Pour tous ces fondus de politique – qui vont parfois « se disputer sur une virgule d’un texte marxiste mais dont les opinions sont proches » – la boulangerie ne doit pas être la fin de leur engagement. Sur le panneau de liège qui fait face au comptoir, les tracts se disputent le peu de place qu’il reste. Soutien aux Kurdes de Kobané combattant l’Etat Islamique – et au passage d’extrême-gauche -, mobilisation pour Rémi Fraisse, défense des sans-papiers, ventes caritatives pour les réfugiés Syriens : les causes pour lesquelles les boulangers se mobilisent et mobilisent sont légion. En outre, ils se déplacent à la Foire de l’autogestion de leur ville pour y organiser les premières rencontres boulangères alternatives, espérant voir leur projet faire des petits. Pas sectaires pour un sou – « on n’est ni une bande de potes, ni une communauté. » prévient Thomas – ils ont un objectif premier : vendre du bon pain.

C’est d’ailleurs le premier atout que citent les clients, qui arrivent en flux continu malgré la torpeur d’une après-midi de printemps : acheter du bon pain. « Leurs produits bio me plaisent beaucoup », s’enthousiasme un quinquagénaire pressé. 
« On vient pour la qualité des sandwichs. Et puis leur projet alternatif nous plaît. », décrit un couple de trentenaires sur le pas de la porte avec leur baguette sous le bras.

Le pain de la boulangerie est fait de farine et de céréales bio.


Ce contact avec les clients, Sophie** y tient. Livreuse de l’établissement, elle s’explique d’une voix posée :


« On a de bons rapports avec eux. Si je suis ici, c’est aussi parce que j’ai été séduite par l’idée, et après un an, tout va bien. On verra comment la boulangerie va évoluer. »

Les prochaines étapes du projet, c’est un sujet qui anime les discussions des conquérants du pain. Thomas parle sans complexe de la fin de l’aventure qui devra un jour arriver, « parce que tout a une fin ». Lui-même perçoit d’ailleurs les limites de leur autogestion, déjà mises en avant par Rue89 :

« Il y a toujours des tâches où certains seront meilleurs que d’autres qui nécessitent des années d’apprentissage. Ce n’est pas pour autant que les élites sont nécessaires, l’histoire a montré suffisamment de drames pour qu’on le comprenne. Mais avec le temps, on perd quelques illusions. Certains militants qui avaient mené des projets similaires et donc essuyé quelques plâtres nous ont beaucoup aidés dans nos moments de doute. Ils nous ont dit comment ils avaient surmonté tel ou tel problème ».
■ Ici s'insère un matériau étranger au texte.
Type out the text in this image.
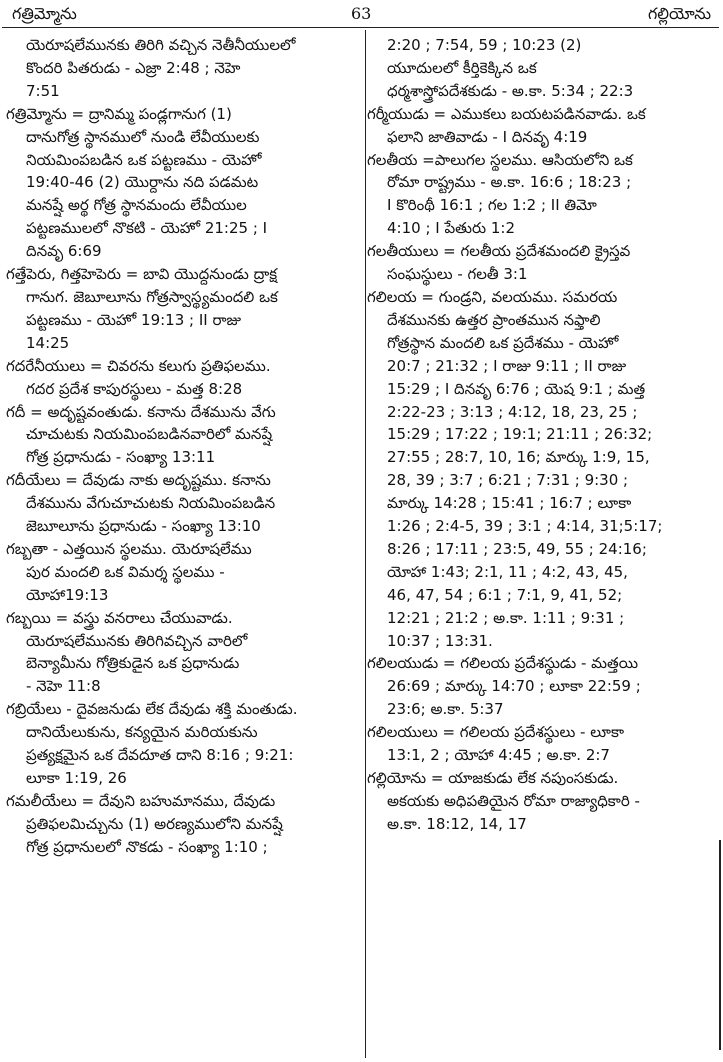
గత్రిమ్మోను	63	గల్లియోను
యెరూషలేమునకు తిరిగి వచ్చిన నెతీనీయులలో
కొందరి పితరుడు - ఎజ్రా 2:48 ; నెహె
7:51
గత్రిమ్మోను = ద్రానిమ్మ పండ్లగానుగ (1)
దానుగోత్ర స్థానములో నుండి లేవీయులకు
నియమింపబడిన ఒక పట్టణము - యెహో
19:40-46 (2) యొర్దాను నది పడమట
మనష్షే అర్థ గోత్ర స్థానమందు లేవీయుల
పట్టణములలో నొకటి - యెహో 21:25 ; I
దినవృ 6:69
గత్తేపెరు, గిత్తహెపెరు = బావి యొద్దనుండు ద్రాక్ష
గానుగ. జెబూలూను గోత్రస్వాస్థ్యమందలి ఒక
పట్టణము - యెహో 19:13 ; II రాజు
14:25
గదరేనీయులు = చివరను కలుగు ప్రతిఫలము.
గదర ప్రదేశ కాపురస్థులు - మత్త 8:28
గదీ = అదృష్టవంతుడు. కనాను దేశమును వేగు
చూచుటకు నియమింపబడినవారిలో మనష్షే
గోత్ర ప్రధానుడు - సంఖ్యా 13:11
గదీయేలు = దేవుడు నాకు అదృష్టము. కనాను
దేశమును వేగుచూచుటకు నియమింపబడిన
జెబూలూను ప్రధానుడు - సంఖ్యా 13:10
గబ్బతా - ఎత్తయిన స్థలము. యెరూషలేము
పుర మందలి ఒక విమర్శ స్థలము -
యోహా19:13
గబ్బయి = వస్త్రు వనరాలు చేయువాడు.
యెరూషలేమునకు తిరిగివచ్చిన వారిలో
బెన్యామీను గోత్రికుడైన ఒక ప్రధానుడు
- నెహె 11:8
గబ్రియేలు - దైవజనుడు లేక దేవుడు శక్తి మంతుడు.
దానియేలుకును, కన్యయైన మరియకును
ప్రత్యక్షమైన ఒక దేవదూత దాని 8:16 ; 9:21:
లూకా 1:19, 26
గమలీయేలు = దేవుని బహుమానము, దేవుడు
ప్రతిఫలమిచ్చును (1) అరణ్యములోని మనష్షే
గోత్ర ప్రధానులలో నొకడు - సంఖ్యా 1:10 ;
2:20 ; 7:54, 59 ; 10:23 (2)
యూదులలో కీర్తికెక్కిన ఒక
ధర్మశాస్త్రోపదేశకుడు - అ.కా. 5:34 ; 22:3
గర్మీయుడు = ఎముకలు బయటపడినవాడు. ఒక
ఫలాని జాతివాడు - I దినవృ 4:19
గలతీయ =పాలుగల స్థలము. ఆసియలోని ఒక
రోమా రాష్ట్రము - అ.కా. 16:6 ; 18:23 ;
I కొరింథీ 16:1 ; గల 1:2 ; II తిమో
4:10 ; I పేతురు 1:2
గలతీయులు = గలతీయ ప్రదేశమందలి క్రైస్తవ
సంఘస్థులు - గలతీ 3:1
గలిలయ = గుండ్రని, వలయము. సమరయ
దేశమునకు ఉత్తర ప్రాంతమున నఫ్తాలి
గోత్రస్థాన మందలి ఒక ప్రదేశము - యెహో
20:7 ; 21:32 ; I రాజు 9:11 ; II రాజు
15:29 ; I దినవృ 6:76 ; యెష 9:1 ; మత్త
2:22-23 ; 3:13 ; 4:12, 18, 23, 25 ;
15:29 ; 17:22 ; 19:1; 21:11 ; 26:32;
27:55 ; 28:7, 10, 16; మార్కు 1:9, 15,
28, 39 ; 3:7 ; 6:21 ; 7:31 ; 9:30 ;
మార్కు 14:28 ; 15:41 ; 16:7 ; లూకా
1:26 ; 2:4-5, 39 ; 3:1 ; 4:14, 31;5:17;
8:26 ; 17:11 ; 23:5, 49, 55 ; 24:16;
యోహా 1:43; 2:1, 11 ; 4:2, 43, 45,
46, 47, 54 ; 6:1 ; 7:1, 9, 41, 52;
12:21 ; 21:2 ; అ.కా. 1:11 ; 9:31 ;
10:37 ; 13:31.
గలిలయుడు = గలిలయ ప్రదేశస్థుడు - మత్తయి
26:69 ; మార్కు 14:70 ; లూకా 22:59 ;
23:6; అ.కా. 5:37
గలిలయులు = గలిలయ ప్రదేశస్థులు - లూకా
13:1, 2 ; యోహా 4:45 ; అ.కా. 2:7
గల్లియోను = యాజకుడు లేక నపుంసకుడు.
అకయకు అధిపతియైన రోమా రాజ్యాధికారి -
అ.కా. 18:12, 14, 17
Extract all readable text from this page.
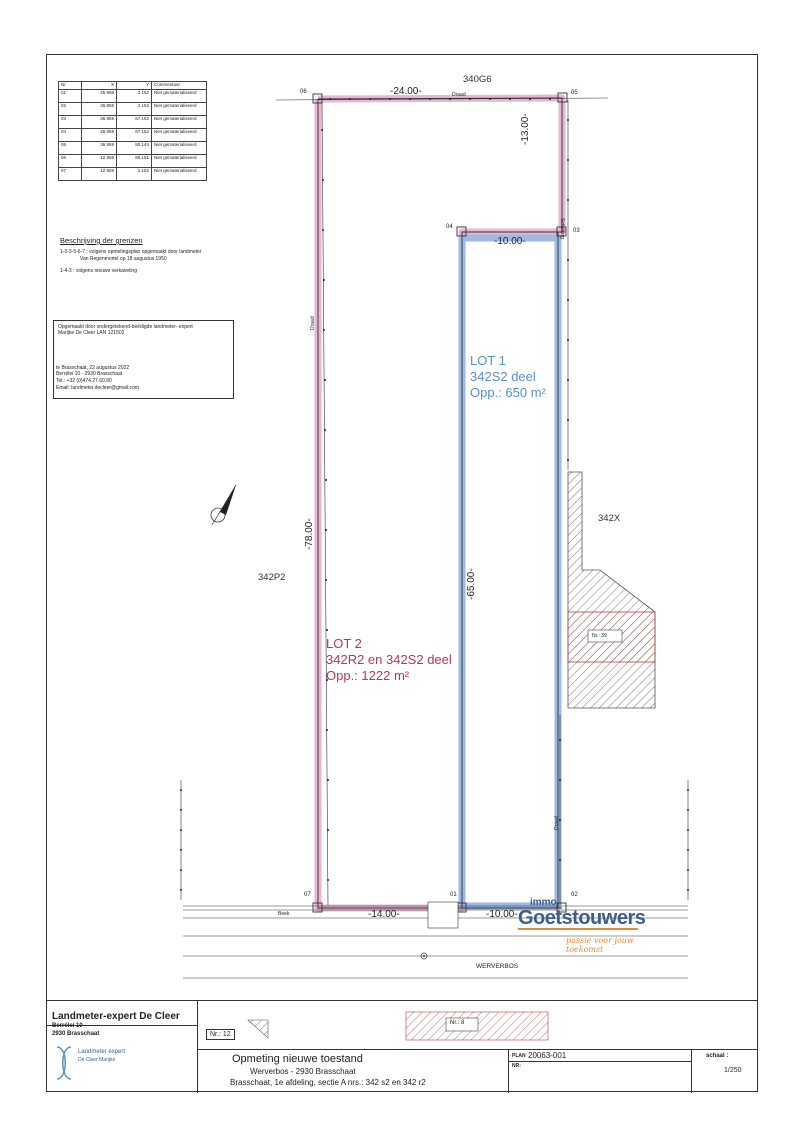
Nr	X	Y	Commentaar
01	26.958	2.152	Niet gematerialiseerd
02	36.959	2.152	Niet gematerialiseerd
03	36.959	67.152	Niet gematerialiseerd
04	26.959	67.152	Niet gematerialiseerd
05	36.959	80.144	Niet gematerialiseerd
06	12.959	80.151	Niet gematerialiseerd
07	12.959	2.152	Niet gematerialiseerd
Beschrijving der grenzen
1-2-3-5-6-7 : volgens opmetingsplan opgemaakt door landmeter
Van Regenmortel op 18 augustus 1950
1-4-3 : volgens nieuwe verkaveling
Opgemaakt door ondergetekend-beëdigde landmeter- expert
Marijke De Cleer LAN 121502
te Brasschaat, 22 augustus 2022
Berrélei 10 - 2930 Brasschaat
Tel.: +32 (0)474.27.60.80
Email: landmeter.decleer@gmail.com
340G6
342P2
342X
-24.00-
-13.00-
-10.00-
-78.00-
-65.00-
-14.00-	-10.00-
06	05
04
03
07	01	02
Draad
Draad
Draad
Schutting
Beek
Nr.: 39
WERVERBOS
LOT 1
342S2 deel
Opp.: 650 m²
LOT 2
342R2 en 342S2 deel
Opp.: 1222 m²
immo
Goetstouwers
passie voor jouw toekomst
Landmeter-expert De Cleer
Berrélei 10
2930 Brasschaat
Landmeter expert
De Cleer Marijke
Nr.: 12
Nr.: 8
Opmeting nieuwe toestand
Werverbos - 2930 Brasschaat
Brasschaat, 1e afdeling, sectie A nrs.: 342 s2 en 342 r2
PLAN 20063-001
NR:
schaal :
1/250
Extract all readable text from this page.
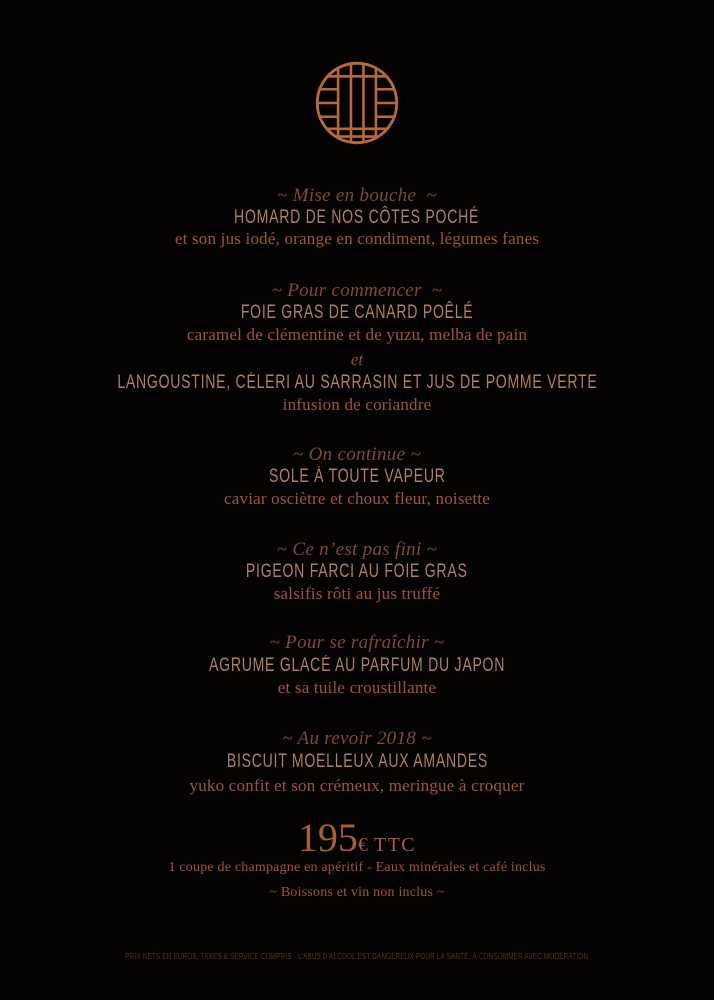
~ Mise en bouche  ~
HOMARD DE NOS CÔTES POCHÉ
et son jus iodé, orange en condiment, légumes fanes
~ Pour commencer  ~
FOIE GRAS DE CANARD POÊLÉ
caramel de clémentine et de yuzu, melba de pain
et
LANGOUSTINE, CÉLERI AU SARRASIN ET JUS DE POMME VERTE
infusion de coriandre
~ On continue ~
SOLE À TOUTE VAPEUR
caviar osciètre et choux fleur, noisette
~ Ce n’est pas fini ~
PIGEON FARCI AU FOIE GRAS
salsifis rôti au jus truffé
~ Pour se rafraîchir ~
AGRUME GLACÉ AU PARFUM DU JAPON
et sa tuile croustillante
~ Au revoir 2018 ~
BISCUIT MOELLEUX AUX AMANDES
yuko confit et son crémeux, meringue à croquer
195€ TTC
1 coupe de champagne en apéritif - Eaux minérales et café inclus
~ Boissons et vin non inclus ~
PRIX NETS EN EUROS, TAXES & SERVICE COMPRIS - L'ABUS D'ALCOOL EST DANGEREUX POUR LA SANTÉ, À CONSOMMER AVEC MODÉRATION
Vers quoi se diriger pour La conquête du pain ? Ouvrir d’autres franchises ? Aider les autres coopératives à se monter ? « Mon départ n’est pas encore au programme. On ne peut pas partir d’ici comme ça, sans se poser des questions sur notre lien affectif, politique, social avec cet endroit ! s’exclame-t-il. Mais la question de la transmission sera une loooongue discussion ! »


* La conquête du pain est aussi le titre d’un livre de Pierre Kropotkine, théoricien du socialisme libertaire du XIXème siècle.
** Le prénom a été changé.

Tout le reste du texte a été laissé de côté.